Playing overseas

Discussion in 'Yanks Abroad' started by LuvDaBears, Sep 19, 2003.

  1. LuvDaBears

    LuvDaBears New Member

    Sep 4, 2002
    USA
    Since most of the posters on this thread are very knowledgable on this topic, I thought I would ask a few questions.

    If a 19 year old American wants to play pro in Europe, what steps does he need to take to at least get some tryouts? The player is in college, but for any number of reasons, college soccer is not his thing. The player does have international experience with regional youth teams. Is it all about being at the right place at the right time?

    Thanks for the insight and help on this!
     
  2. ferrari77

    ferrari77 Member

    May 23, 2002
    Everywhere
    Club:
    Manchester United FC
    i think a lot of it is being at the right place at the right time, a friend of mine got a trial w/ real madrid because one of their scouts was in houston recruiting basketball players for the madrid basketball team, saw my friend and offered him a trial with madrid youth,this was six years ago, but usually it seems for american players if you play in the regional youth competitions and your teams go play in tournaments abroad you will get some looks, otherwise, i say pack up your stuff, move to europe and camp outside some teams training ground and beg for a trial. who knows you might get lucky.
     
  3. Ives#10

    Ives#10 New Member

    Feb 5, 2001
    Lynn, Ma
    i am going to europe in january. My friends uncle is a fifa agent, so he is going to get me to try-out with some teams. And i am a nobody. so i guess you need conections.im 18. You can also e-mail teams and the will respond to you.
    ? where does your 19 year old friend live anywhere arond boston,ma?
     
  4. diablodelsol

    diablodelsol Member+

    Jan 10, 2001
    North Ridgeville, OH
    You could try playing and succeeding in the US first.
     
  5. Dave Marino-Nachison

    Jun 9, 1999
    Or you could try going where the jobs are.
     
  6. sniper

    sniper New Member

    Jan 14, 2000
    New York, NY
    USA players going overseas?

    The idea of a USA player going overseas (specifically Europe) is ALOT more complicated than most people realize. Here's a few points to ponder.

    (1) Work Permit - depending on the country, this can be nearly impossible (UK) to just really difficult. In the UK, a player must have have appeared in 75% of his country's National Team matches over the past 3 years (and the country must be high up in the FIFA rankings!). Some may consider younger players with U-23 (Olympic) appearances. Otherwise the player must qualify for a European passport through his family, and this may mean only being able to go back one generaton.

    Note - recall how Bobby Convey got turned down for his work permit by the UK Government to join Tottemham!

    (2) Timing - if we're talking about Europe you have to deal with the European transfer window! "Most" of the teams play fall to spring (other than the colder Scandinavian leagues like Finland). They can sign new players during their winter break (January) or after the season (June/July).

    If everything else is all set, a player might go over for a few weeks before the window so they could get a trial and be considered when the team can sign players. Otherwise, you could spend ALOT of money and time for nothing!

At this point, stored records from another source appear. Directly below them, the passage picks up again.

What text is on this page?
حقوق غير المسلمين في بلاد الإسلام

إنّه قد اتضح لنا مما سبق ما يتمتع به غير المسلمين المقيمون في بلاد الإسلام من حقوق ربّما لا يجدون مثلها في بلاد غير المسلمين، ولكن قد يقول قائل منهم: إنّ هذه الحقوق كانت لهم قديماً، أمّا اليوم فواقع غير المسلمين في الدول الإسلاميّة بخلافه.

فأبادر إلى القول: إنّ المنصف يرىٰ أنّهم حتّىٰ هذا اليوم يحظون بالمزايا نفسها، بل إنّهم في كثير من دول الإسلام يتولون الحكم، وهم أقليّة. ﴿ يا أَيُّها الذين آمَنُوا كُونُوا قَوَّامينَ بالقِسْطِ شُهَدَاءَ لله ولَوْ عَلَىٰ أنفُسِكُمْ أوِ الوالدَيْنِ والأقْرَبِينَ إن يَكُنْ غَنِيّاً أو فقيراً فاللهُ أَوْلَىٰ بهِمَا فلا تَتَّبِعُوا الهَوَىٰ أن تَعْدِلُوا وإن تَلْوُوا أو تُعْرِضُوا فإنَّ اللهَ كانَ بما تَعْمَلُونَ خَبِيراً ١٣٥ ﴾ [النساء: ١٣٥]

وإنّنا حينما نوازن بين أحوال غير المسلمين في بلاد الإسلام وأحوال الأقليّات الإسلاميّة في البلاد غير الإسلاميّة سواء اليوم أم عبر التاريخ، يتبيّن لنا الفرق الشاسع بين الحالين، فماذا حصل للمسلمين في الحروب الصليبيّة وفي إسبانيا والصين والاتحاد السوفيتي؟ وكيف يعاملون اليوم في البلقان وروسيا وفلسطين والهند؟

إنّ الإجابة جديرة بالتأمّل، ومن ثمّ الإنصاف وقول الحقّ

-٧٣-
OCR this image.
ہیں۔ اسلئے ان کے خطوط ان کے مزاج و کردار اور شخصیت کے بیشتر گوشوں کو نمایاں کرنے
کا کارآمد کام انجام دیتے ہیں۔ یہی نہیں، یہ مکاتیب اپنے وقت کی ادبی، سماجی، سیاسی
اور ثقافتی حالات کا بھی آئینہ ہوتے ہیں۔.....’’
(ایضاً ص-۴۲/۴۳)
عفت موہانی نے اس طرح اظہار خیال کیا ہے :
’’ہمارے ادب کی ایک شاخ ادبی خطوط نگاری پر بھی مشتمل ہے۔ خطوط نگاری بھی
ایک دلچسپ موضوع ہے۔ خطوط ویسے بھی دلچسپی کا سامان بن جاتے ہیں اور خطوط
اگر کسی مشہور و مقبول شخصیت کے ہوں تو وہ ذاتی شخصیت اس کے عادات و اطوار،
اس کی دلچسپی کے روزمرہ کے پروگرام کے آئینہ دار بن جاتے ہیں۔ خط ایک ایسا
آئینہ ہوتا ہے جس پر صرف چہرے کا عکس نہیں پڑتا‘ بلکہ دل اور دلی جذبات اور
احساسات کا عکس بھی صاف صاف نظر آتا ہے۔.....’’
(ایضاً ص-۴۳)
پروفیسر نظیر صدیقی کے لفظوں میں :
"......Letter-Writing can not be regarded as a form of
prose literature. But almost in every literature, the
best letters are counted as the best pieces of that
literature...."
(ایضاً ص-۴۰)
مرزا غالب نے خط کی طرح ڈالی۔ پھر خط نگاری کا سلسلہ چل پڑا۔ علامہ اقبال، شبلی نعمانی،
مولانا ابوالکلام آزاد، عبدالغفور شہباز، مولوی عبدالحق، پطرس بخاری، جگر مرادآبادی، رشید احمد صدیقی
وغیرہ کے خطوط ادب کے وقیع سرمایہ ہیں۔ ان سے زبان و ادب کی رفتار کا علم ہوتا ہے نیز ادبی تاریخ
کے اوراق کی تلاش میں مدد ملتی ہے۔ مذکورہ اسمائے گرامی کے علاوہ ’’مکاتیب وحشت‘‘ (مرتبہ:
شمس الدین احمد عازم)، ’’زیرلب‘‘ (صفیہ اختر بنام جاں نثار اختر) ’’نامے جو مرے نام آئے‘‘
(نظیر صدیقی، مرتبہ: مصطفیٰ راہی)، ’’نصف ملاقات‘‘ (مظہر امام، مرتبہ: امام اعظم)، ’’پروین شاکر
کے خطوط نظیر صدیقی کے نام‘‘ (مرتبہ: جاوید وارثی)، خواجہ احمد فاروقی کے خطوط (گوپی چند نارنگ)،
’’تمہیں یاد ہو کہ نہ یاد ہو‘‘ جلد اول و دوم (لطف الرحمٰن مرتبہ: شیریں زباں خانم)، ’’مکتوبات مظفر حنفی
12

    (3) Roster Limitations - some countries have league requirements limiting the number of non-native players on any one roster. Sometimes these rules even vary from division to division!

    (4) Team Introductions - you can't just show up to a training ground and say "I'm a soccer player and I'd like a trial"! Everyone there is already doing that. You have to pursue it like any other job - present a resume (and preferabley game tape showing high level competition) with references that a club would know and respect...and follow up yourself over and over and over and.....

    (5) MONEY! - these clubs do not house or feed potential USA players. You have to prove yourself THEN get an offer you can survive on. You better be prepared to spend time and money on things such as flights, ground transportaton, housing, food, etc.... because it's all on the player until you get a contract! A player may have to travel to various cities (or even countries) to attend trials at his own expense.

    You're always going to hear about exceptions - For example, a young player (U-19) might go over someplace and get an offer from a club for it's reserve side BUT it will be contingent upon getting a visa so the team says "get a student visa. We'll put you up and you can train with us". Great, you got your foot in the door - but remember they can't PAY you under a student visa!

    People should seriuosly consider stuff like this BEFORE going over because it will save ALOT of time, money and frustration! I have a few friends who have learned alot the hard way, sharing some real frustrating experiences! As more USA based players have success overseas, it seems to be opening a few more doors but it's a slow process - I say "good luck" to anybody pursueing their dream but be realistic and do your prep work!